EC looks to criminalise Libor rigging after Barclays scandal
Market-abuse proposal defines insider dealing and market manipulation as criminal offences
By CFOWorld staff | CFO UK | Published 12:19, 09 July 12
European commissioner Michel Barnier plans to amend market-abuse legislation to criminalise rate rigging such as Libor manipulation, the European Commission announced on Monday.
Barnier, who is responsible for internal markets, intends to propose new rules to include the manipulation of a benchmark such as Libor, which is a basis for lending and derivatives contracts around the world.
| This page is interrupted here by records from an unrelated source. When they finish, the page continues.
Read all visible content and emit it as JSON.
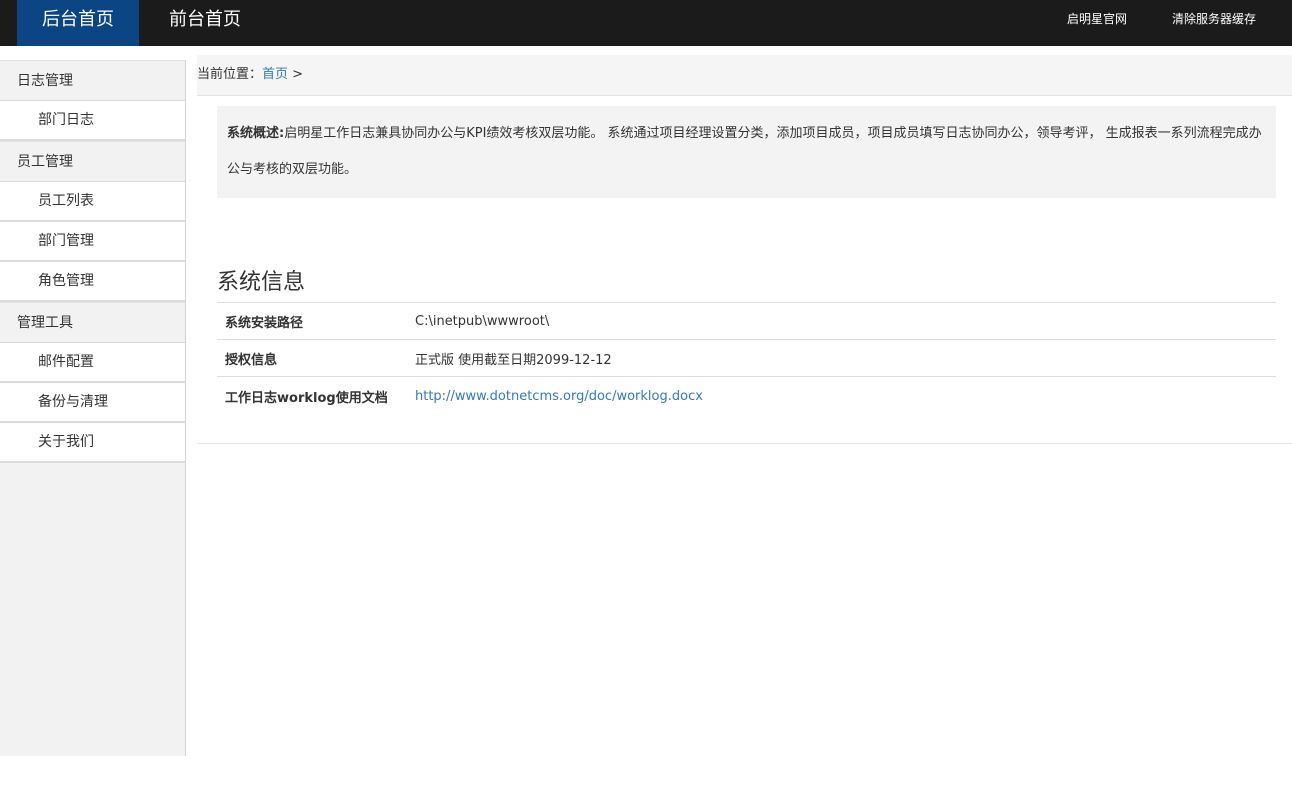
{
  "topbar": {
    "tabs": [
      {
        "label": "后台首页",
        "active": true
      },
      {
        "label": "前台首页",
        "active": false
      }
    ],
    "links": [
      "启明星官网",
      "清除服务器缓存"
    ]
  },
  "sidebar": {
    "groups": [
      {
        "label": "日志管理",
        "items": [
          "部门日志"
        ]
      },
      {
        "label": "员工管理",
        "items": [
          "员工列表",
          "部门管理",
          "角色管理"
        ]
      },
      {
        "label": "管理工具",
        "items": [
          "邮件配置",
          "备份与清理",
          "关于我们"
        ]
      }
    ]
  },
  "breadcrumb": {
    "prefix": "当前位置：",
    "home": "首页",
    "separator": ">"
  },
  "overview": {
    "label": "系统概述:",
    "text": "启明星工作日志兼具协同办公与KPI绩效考核双层功能。 系统通过项目经理设置分类，添加项目成员，项目成员填写日志协同办公，领导考评， 生成报表一系列流程完成办公与考核的双层功能。"
  },
  "system_info": {
    "title": "系统信息",
    "rows": [
      {
        "key": "系统安装路径",
        "value": "C:\\inetpub\\wwwroot\\"
      },
      {
        "key": "授权信息",
        "value": "正式版 使用截至日期2099-12-12"
      },
      {
        "key": "工作日志worklog使用文档",
        "value": "http://www.dotnetcms.org/doc/worklog.docx"
      }
    ]
  },
  "colors": {
    "topbar_bg": "#1b1b1b",
    "active_tab_bg": "#0b4583",
    "link": "#337ab7",
    "sidebar_bg": "#f2f2f2"
  }
}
"We need to draw lessons from the Libor case," a spokesman for Barnier said. "We intend to close the regulatory gap in our proposed market-abuse legislation by including the direct manipulation of market indexes such as Libor."
As it stands, the market-abuse proposal, which is now being negotiated with the European parliament and EU member governments, defines insider dealing and market manipulation as criminal offences and lays down minimum penalties.
A global investigation into manipulation of interbank lending rates widened on Friday when the Serious Fraud Office announced it would launch an investigation to see if a criminal prosecution is warranted.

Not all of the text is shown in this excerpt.